When Our Heavenly Parents We Meet II
When Our Heavenly Parents We Meet II. More in the zoomed-in negative-space vein. I like how it feels more intimate and personal.
Why Weepest Thou? II
Why Weepest Thou? II. I know, I know, it also looks like a) an old floppy disk or b) a headphone-wearing creature with an open mouth which bears resemblance to my Nom Nom painting. Turns out these negative-space pieces end up looking like other things half the time.
By the Laying on of Hands III
By the Laying on of Hands III. Going back to full bleed. In hindsight, this maybe feels a little too zoomed-in to me.
My Yoke Is Easy II
My Yoke Is Easy II. More in the newer style. Not sure how I feel about this one, though. Also feels a bit too zoomed-in.
By the Laying on of Hands IV
By the Laying on of Hands IV. This is basically the same as the other. Felt like doing it at the time, now second guessing that decision. If it’s not yet clear, I have a complicated relationship with some of the pieces I make.
I Am a Child of God III
I Am a Child of God III. Inordinately pleased with the painterly look of the background. The mult-layer SVG technique is a new favorite for sure. This piece also looks to me like a crazed fox wearing a white-collared shirt and red robes. These are the perils of negative-space art!

Current projects

Retzi (working title): Ten minutes a day is still working spectacularly well, and I’m making good if slow progress. The first draft of this story is done (it’s only five pages), just need to do a final editing pass. Expect it next time!

Religious art: Got burned out on this and planned to take a long break, but that didn’t last. Thinking about using Blender more for texturing, like I did with Within the Walls of Your Own Homes, using both displacement/bump maps and sculpting. But I also really like the SVG techniques I’ve been using lately, so we’ll see.

Picture book: Haven’t really done much of anything on this (soon to be a common theme). Thinking about using the multi-layer SVG technique for the art.

Shadow art: Nothing to report.

Type design: Nothing to report.

Musical: I think I have the basic idea and some initial song ideas.

Film: Nothing to report.

Getty’s Persepolis Reimagined. So cool.

Julia Evans with a list of newish command-line tools. I’ll admit I have a weakness for these kinds of tools.

Ernest Blum back in 2008 on learning languages via interlinear texts. Mixed feelings on this.

Mermaid, a Markdownish tool for diagramming and charting. Intrigued, particularly from the genealogy angle (pedigree/descendancy charts).

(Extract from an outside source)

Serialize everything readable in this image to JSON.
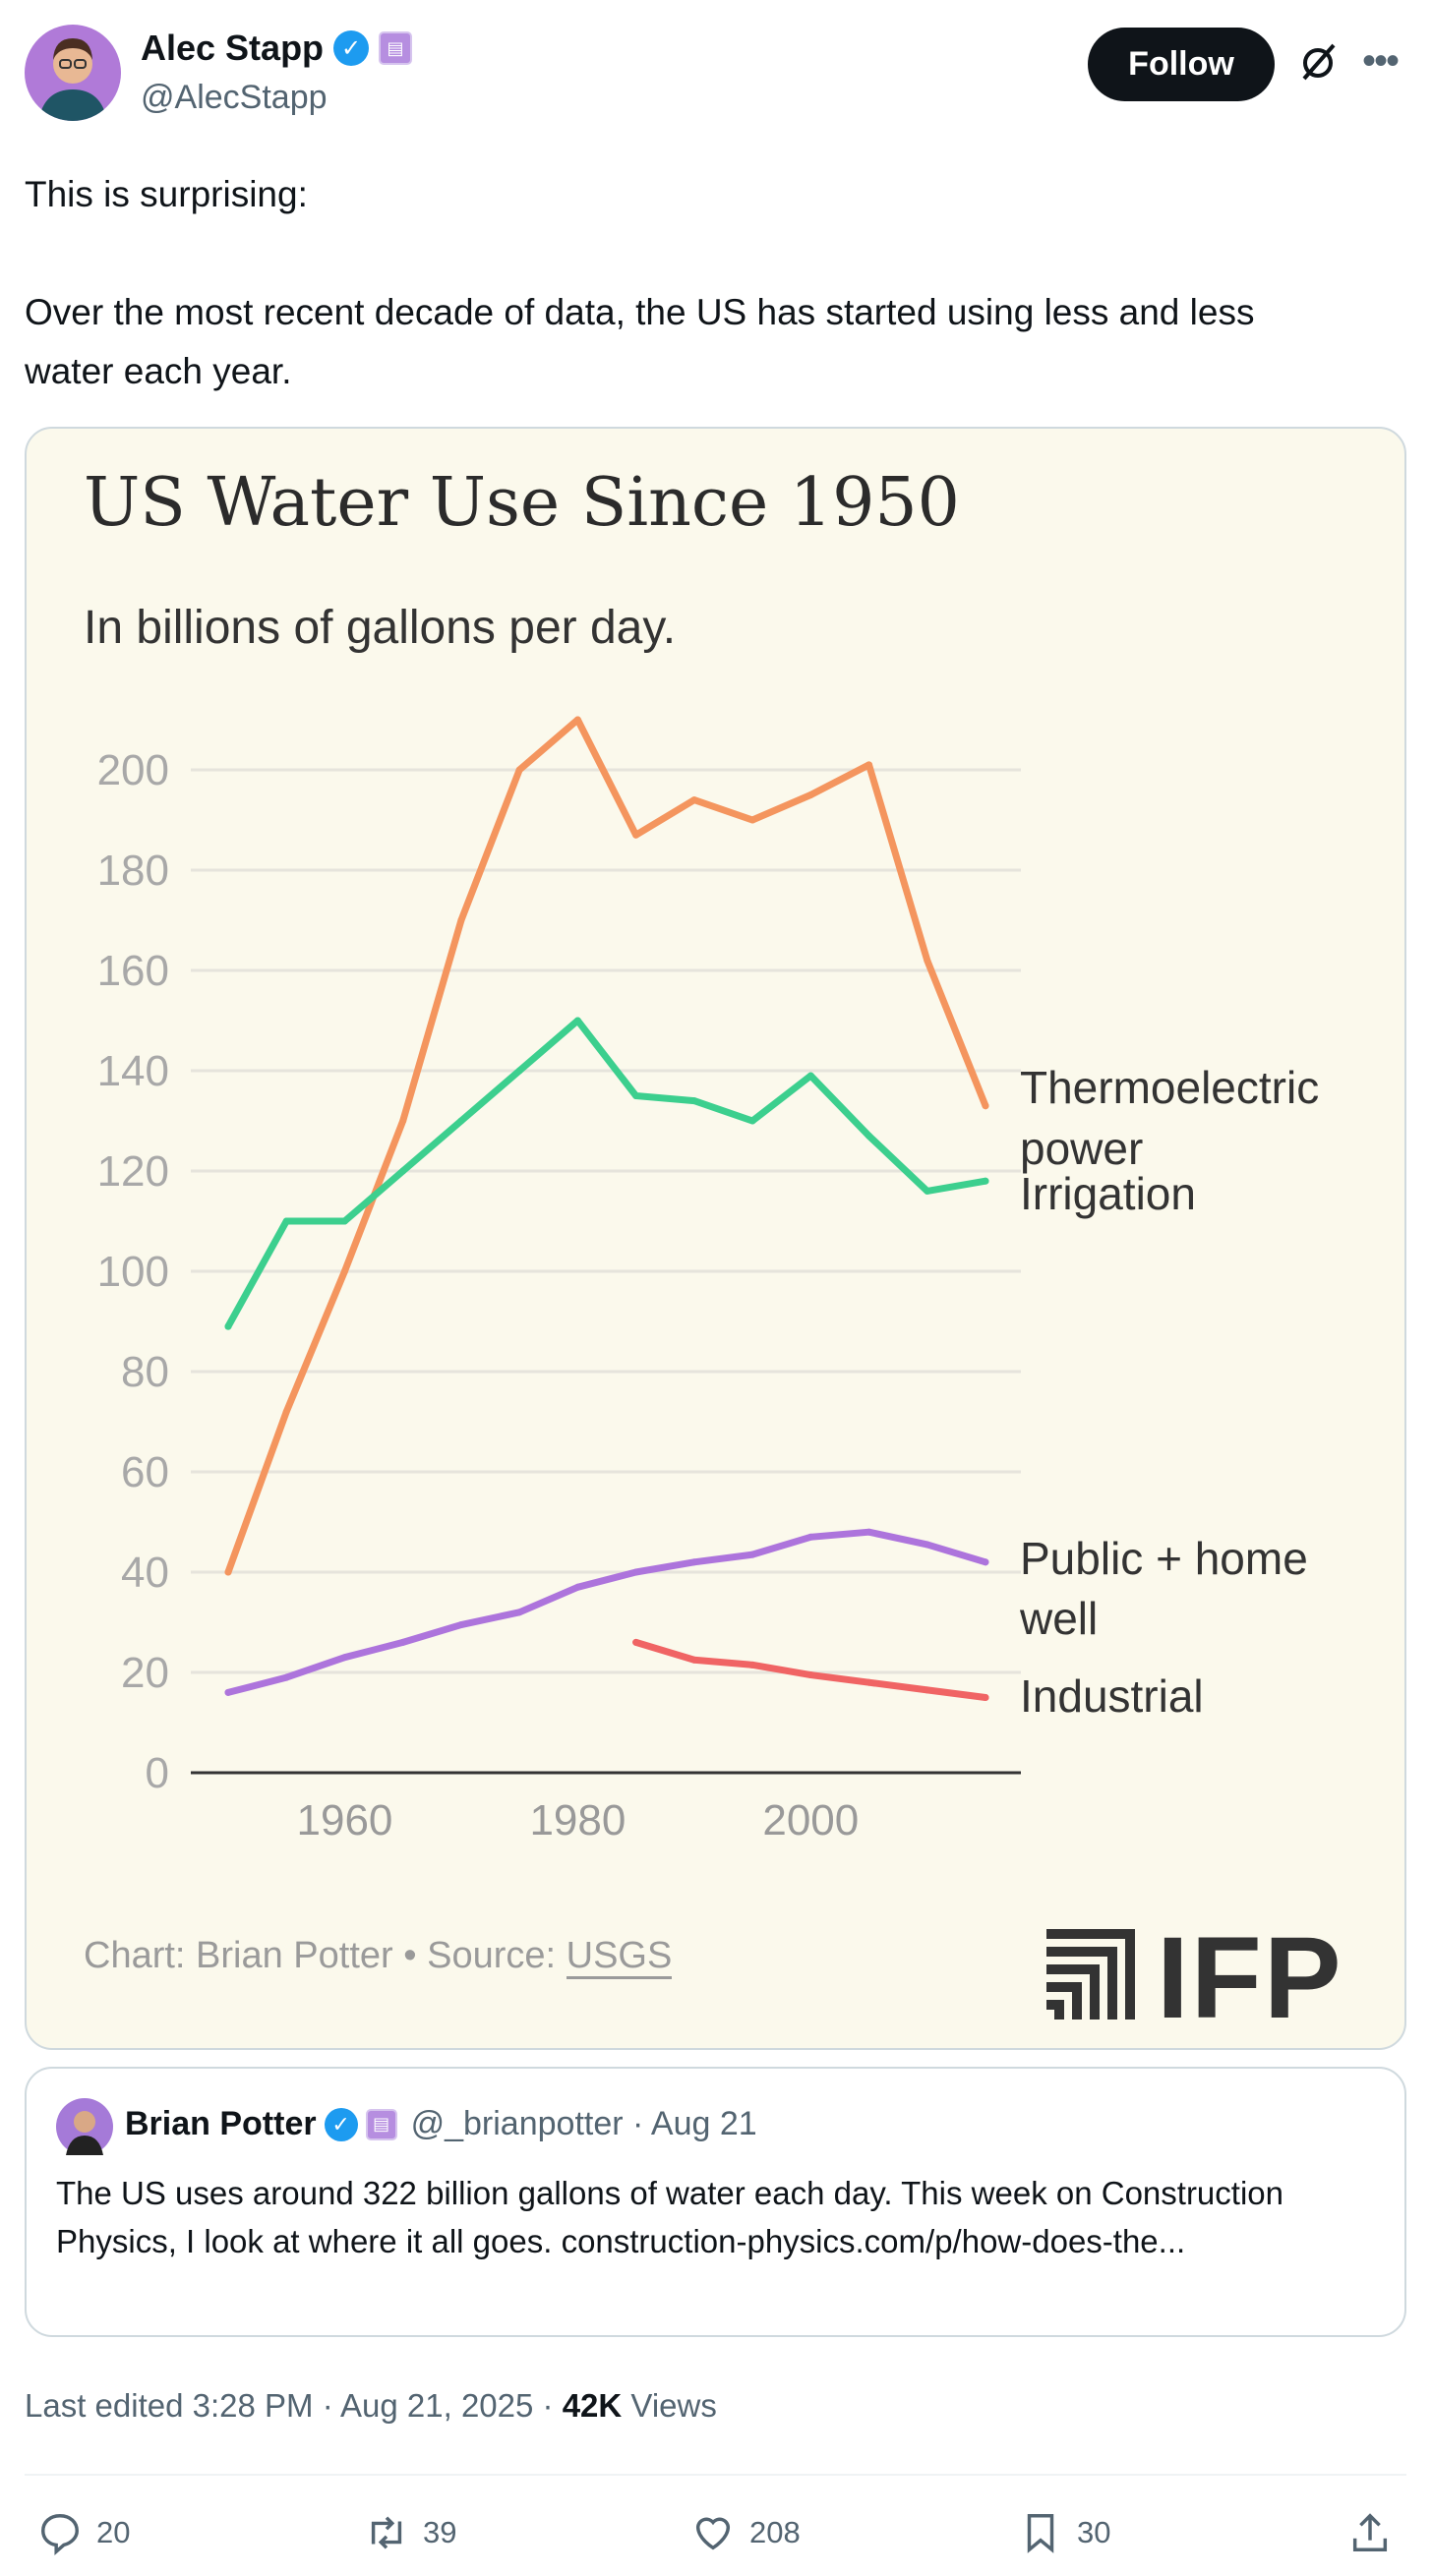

Kottke on kaketsugi. Love this.

Jim Nielsen on ordering CSS declarations. Agreed. I’ve been using alphabetical declarations for a while and it’s worked well (and any exceptions are then obvious).

Rikako Murayama and Akiko Okamoto on new electric chopsticks to enhance salty tastes. I don’t know what to say, but I’m intrigued.

Isabel Slone on learning to sew at the end of the world. I still itch to get into sewing.

Rob Gardner’s “My Kindness Shall Not Depart from Thee”. One of my favorite songs.